Sally was living in a small blue house not far from the university. A young blond woman, perhaps twenty years old, came to the door, crunching on a stalk of celery filled with orange pimento cheese spread. She said, “You must be Virgil. Sally’ll be right out.”
“Who’re you?” Virgil asked, as he stepped inside. The house was neatly kept, and sparsely furnished, like a bachelor woman might do it.
“Barbara,” the woman said.
“I’m a student. I rent the garage loft from Sally.”
• • •
SALLY TOOK ANOTHER five minutes and Virgil sat on the couch and watched Barbara munch through another two stalks of celery—Virgil turned down the offer of one, saying, “We’re going out to dinner”—and found out that Barbara was studying studio arts. “The problem is, I don’t have any talent,” she said.
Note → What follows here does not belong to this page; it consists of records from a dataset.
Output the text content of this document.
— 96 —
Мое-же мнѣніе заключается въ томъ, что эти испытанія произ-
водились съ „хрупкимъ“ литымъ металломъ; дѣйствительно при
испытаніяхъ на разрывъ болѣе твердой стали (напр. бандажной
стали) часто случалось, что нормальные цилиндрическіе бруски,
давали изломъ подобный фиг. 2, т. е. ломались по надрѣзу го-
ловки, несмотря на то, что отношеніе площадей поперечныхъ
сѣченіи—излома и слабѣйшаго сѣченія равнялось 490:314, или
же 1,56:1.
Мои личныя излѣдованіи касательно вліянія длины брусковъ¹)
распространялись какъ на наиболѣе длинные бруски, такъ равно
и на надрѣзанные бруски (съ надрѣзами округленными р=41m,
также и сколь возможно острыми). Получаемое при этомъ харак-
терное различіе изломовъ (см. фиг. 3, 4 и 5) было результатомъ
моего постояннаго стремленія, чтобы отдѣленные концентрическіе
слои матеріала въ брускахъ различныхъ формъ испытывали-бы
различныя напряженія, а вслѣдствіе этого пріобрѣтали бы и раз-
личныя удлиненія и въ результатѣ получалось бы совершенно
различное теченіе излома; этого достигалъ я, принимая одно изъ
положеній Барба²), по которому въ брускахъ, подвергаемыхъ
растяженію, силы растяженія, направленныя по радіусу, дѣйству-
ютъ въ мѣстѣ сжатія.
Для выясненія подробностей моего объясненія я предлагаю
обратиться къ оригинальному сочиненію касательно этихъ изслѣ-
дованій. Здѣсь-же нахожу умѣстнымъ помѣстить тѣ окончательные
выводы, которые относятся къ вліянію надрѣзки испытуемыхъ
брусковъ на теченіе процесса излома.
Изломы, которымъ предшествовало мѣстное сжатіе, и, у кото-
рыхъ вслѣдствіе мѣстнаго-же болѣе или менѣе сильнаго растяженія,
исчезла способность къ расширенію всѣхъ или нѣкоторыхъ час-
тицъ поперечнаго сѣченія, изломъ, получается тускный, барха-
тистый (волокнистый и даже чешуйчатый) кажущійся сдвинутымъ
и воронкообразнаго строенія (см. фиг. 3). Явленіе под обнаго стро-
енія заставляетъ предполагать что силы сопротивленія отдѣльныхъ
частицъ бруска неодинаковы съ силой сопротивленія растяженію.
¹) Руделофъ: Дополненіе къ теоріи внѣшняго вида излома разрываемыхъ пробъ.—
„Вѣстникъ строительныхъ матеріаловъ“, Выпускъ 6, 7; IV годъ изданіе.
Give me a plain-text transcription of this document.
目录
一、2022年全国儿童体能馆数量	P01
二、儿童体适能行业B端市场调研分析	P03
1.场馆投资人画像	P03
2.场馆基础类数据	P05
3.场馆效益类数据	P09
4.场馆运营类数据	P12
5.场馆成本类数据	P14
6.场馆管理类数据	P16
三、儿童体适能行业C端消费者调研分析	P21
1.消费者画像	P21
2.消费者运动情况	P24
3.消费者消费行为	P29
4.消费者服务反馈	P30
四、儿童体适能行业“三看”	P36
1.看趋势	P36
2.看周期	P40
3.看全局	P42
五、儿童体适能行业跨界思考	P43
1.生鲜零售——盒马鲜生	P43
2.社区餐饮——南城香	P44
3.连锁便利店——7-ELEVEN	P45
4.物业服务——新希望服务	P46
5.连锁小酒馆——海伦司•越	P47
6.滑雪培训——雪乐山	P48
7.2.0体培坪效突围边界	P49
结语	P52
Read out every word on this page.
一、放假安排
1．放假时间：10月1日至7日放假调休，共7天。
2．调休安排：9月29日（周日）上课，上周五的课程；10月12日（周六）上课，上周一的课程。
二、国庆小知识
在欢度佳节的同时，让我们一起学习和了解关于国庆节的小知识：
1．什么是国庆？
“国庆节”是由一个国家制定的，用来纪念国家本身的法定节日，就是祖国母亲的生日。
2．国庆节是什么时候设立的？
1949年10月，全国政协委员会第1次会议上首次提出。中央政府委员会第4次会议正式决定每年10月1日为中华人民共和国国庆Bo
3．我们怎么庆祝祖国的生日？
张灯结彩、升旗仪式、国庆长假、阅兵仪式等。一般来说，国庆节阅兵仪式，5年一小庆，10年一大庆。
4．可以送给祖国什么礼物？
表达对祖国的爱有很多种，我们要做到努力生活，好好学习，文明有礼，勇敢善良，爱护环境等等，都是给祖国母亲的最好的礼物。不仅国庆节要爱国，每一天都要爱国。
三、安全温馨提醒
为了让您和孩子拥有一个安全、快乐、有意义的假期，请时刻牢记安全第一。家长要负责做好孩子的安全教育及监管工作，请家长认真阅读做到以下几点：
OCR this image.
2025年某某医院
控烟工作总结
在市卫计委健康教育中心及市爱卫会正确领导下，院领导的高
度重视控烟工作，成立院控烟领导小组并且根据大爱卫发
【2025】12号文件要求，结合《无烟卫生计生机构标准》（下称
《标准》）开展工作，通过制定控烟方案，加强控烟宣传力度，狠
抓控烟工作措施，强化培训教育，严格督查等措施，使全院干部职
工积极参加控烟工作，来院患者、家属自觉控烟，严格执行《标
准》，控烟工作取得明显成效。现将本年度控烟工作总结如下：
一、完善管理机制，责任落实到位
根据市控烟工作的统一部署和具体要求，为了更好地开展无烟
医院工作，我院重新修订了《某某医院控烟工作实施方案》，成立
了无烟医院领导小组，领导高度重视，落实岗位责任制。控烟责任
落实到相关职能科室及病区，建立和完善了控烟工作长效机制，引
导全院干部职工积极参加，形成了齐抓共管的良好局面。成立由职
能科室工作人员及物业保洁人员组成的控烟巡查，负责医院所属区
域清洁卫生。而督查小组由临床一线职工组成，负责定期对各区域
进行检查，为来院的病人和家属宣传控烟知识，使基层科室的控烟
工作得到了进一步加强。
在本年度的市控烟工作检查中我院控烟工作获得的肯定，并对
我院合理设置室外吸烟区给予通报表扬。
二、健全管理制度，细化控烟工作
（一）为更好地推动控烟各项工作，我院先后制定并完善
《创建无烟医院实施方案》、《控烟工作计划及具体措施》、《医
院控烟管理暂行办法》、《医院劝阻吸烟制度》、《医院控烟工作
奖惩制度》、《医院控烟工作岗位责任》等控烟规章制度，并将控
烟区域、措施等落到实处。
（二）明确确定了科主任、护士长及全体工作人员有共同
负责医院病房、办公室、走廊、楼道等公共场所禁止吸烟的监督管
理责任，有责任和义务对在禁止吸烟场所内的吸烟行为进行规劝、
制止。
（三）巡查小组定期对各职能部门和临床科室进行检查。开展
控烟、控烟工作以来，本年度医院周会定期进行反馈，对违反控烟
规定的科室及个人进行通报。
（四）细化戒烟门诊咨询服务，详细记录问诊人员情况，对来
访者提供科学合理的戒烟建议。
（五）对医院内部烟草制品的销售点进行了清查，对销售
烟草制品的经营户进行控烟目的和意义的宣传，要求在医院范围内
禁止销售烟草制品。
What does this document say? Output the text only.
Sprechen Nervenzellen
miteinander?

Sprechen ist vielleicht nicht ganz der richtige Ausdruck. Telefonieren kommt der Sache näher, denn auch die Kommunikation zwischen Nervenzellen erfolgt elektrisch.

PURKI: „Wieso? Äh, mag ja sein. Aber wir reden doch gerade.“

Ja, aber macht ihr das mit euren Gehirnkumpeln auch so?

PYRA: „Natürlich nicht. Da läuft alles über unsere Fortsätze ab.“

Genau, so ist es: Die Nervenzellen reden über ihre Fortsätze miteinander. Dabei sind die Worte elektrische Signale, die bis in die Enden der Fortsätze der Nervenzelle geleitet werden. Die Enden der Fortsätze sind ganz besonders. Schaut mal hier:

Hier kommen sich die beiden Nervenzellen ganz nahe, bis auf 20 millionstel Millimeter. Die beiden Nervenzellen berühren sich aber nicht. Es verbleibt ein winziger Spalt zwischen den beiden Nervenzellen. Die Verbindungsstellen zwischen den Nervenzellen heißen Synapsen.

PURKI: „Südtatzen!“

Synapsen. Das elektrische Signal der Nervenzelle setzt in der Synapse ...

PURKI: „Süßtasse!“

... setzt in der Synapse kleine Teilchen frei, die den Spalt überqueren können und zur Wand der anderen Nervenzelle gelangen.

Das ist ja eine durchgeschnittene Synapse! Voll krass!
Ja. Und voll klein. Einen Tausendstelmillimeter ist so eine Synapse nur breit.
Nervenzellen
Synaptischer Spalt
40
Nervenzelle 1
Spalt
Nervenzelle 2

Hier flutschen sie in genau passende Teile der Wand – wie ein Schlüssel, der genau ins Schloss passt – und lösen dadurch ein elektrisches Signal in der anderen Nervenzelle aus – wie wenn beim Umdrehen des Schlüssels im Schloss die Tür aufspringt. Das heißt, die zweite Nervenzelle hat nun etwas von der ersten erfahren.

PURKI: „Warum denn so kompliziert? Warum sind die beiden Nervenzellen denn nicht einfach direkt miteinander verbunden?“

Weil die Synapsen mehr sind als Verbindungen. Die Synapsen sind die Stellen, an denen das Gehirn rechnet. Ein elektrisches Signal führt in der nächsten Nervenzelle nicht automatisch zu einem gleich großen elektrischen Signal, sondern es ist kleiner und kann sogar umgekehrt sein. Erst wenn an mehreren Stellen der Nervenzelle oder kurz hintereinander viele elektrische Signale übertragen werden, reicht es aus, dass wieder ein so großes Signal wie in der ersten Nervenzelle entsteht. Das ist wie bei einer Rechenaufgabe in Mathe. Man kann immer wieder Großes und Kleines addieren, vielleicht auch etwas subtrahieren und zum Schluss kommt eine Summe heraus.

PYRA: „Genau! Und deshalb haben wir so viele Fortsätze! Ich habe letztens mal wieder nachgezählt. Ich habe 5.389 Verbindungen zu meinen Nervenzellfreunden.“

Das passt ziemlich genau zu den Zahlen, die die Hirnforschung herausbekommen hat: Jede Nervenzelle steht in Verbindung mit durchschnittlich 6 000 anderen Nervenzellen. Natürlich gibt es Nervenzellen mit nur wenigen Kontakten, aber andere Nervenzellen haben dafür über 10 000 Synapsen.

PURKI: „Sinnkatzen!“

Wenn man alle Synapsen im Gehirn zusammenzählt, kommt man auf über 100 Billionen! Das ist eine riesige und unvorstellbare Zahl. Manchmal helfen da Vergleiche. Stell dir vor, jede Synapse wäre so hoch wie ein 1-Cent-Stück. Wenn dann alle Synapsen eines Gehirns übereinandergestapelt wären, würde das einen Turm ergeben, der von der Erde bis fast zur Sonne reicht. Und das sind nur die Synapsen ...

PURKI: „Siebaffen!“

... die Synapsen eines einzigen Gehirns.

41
“That’s a good thing to find out,” Virgil said.
“The other problem is, I’m not interested in anything else. So, what do you think I should do?”
“Why’d you italicize the you?”
“Because I’ve asked everybody else, and they all give me bullshit answers. So see, I’m relying on you to give me a non-bullshit answer.” She crossed her legs, and cocked her head, waiting for an answer.
“Well,” Virgil said, after a minute, “I never wanted to be a cop, but I just kind of got there. I didn’t plan it, but I found out that it’s pretty interesting. So, if I were you, I’d look around for something that seems like it might be an important job, and just pick it. Even if you’re not too interested in the general subject matter right now, if it’s really important, you’ll get interested in it later, when you start learning the details of it.”
She peered at him as she gnawed down the second of the two celery stalks, then said, “That sounded less bullshitty than most answers. Not entirely un-bullshitty, but mostly.”
“Well, good, then,” Virgil said. “I passed.”
• • •
“PASSED WHAT?” Sally asked, as she came into the room from the back of the house. “Are we talking kidney stones?”
Virgil stood up and thought, Ooo, and pecked her on the cheek. She was wearing a silky black blouse and tight black jeans, tucked into cowboy boots with turquoise cutouts that looked like they were right off the prairies of New York’s Upper East Side.
“Talking about what Barbara should do in life,” Virgil said. And, “Great boots. You got horses?”
“Two,” she said. “The old man’s got a ranch west of town.”